TheGreatZacsby wrote: ↑Mon 12 Jun 2023 7:39pm
SAINT-LEE wrote: ↑Mon 12 Jun 2023 6:26pm
I've heard from a family friend of a codefendant in this case...we worked in WA together & he's a solid bloke...he says the Tigers were contacted by WA police last week of May to advise a player would be possibly extradited if an appearance to give a statement with detectives could not be arranged in 21 days.
As the club would travel to Perth they arranged for said player to stay in town after the game.
He says further on evidence.. the police have pinged the mobile he was using at the Perth Exchange exactly when robbery occurred, also have him on camera wearing a wig renting a vehicle using false identification, that codefendants used to flee the state.
One of the other codefendants ( already in custody on another matter) has been "assisting police with their investigation" leading to this arrest by giving police his mobile phone which allegedly had many incriminating texts.
My mates call...99.99% all the lads are guilty of burgularly, Pickett the lesser of offenses. With his aggravatted burg previous... so slim a chance to escape custodial sentence.
It is sad. I hate it whenever anyone choses to let the messed up life they HAD stay alive instead of burying it forever. Someone lost a lot of money, regardless that its a business. Families are affected, theres children. Its sad because prison doesnt work. Facts.
The Great Review ( docs of 73 prison studies) show 9% of convicts are postively impacted by prison and do not reoffend. 68% commit more serious crimes than previous within 3 months of release. 23% reoffend crimes on similar level.
Interesting.
In terms of the prison. What else are the police to do with the crooks? Send them to kindergarten?
I agree that some people need custodial sentences.
But there's much better ways to get outcomes.
The tricky part is the cost.
- People want blood ( families & victims of murder, rape, violent crimes, callous theft & fraud etc etc). The hunger for revenge can drive a person across the planet searching.
A key purpose of prison is to ensure the offender is adequately punished.
- The funds needed to set up genuine recovery & corrections is phenomenal...astronomical.
- The proven programs that bring change are not acceptable by the lenient leaning crowds. Change programs involve facing victims & families, mandatory counseling, hard labour 6 hours a day, eduction programs ( literacy, year 12, tafe, university, apprenticeships...because 95% of offender who learned trades NEVER reoffended) etc
- The very real challenge of knowing who IS capable & willing of restoration & who needs to go to prison.
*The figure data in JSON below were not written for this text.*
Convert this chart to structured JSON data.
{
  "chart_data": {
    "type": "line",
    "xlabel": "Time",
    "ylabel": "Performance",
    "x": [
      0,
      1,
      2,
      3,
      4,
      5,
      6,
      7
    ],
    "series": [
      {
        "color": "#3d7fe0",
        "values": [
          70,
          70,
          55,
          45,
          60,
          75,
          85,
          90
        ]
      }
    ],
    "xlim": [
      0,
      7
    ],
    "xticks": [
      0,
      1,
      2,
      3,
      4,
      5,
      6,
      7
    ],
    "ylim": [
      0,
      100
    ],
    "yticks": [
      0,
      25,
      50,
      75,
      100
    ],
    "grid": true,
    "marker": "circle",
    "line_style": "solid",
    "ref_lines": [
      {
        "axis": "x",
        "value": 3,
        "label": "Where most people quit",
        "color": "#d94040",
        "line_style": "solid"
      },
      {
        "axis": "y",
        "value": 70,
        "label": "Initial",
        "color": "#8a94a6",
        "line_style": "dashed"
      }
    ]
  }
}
Some people SHOULD not get opportunities to live free. Many need help or they will steal the funds from your pocket via prison funding. It costs roughly $5 billion per year to house convicts..you think their might be incentive to lock up people there? Add executive, judicial and policing, all costs are estimated to be 25 billion a year.
All I'm saying is just dust in the wind. It will not happen. The human desire to see offenders punished allows politicians to line their pockets by taking your cash.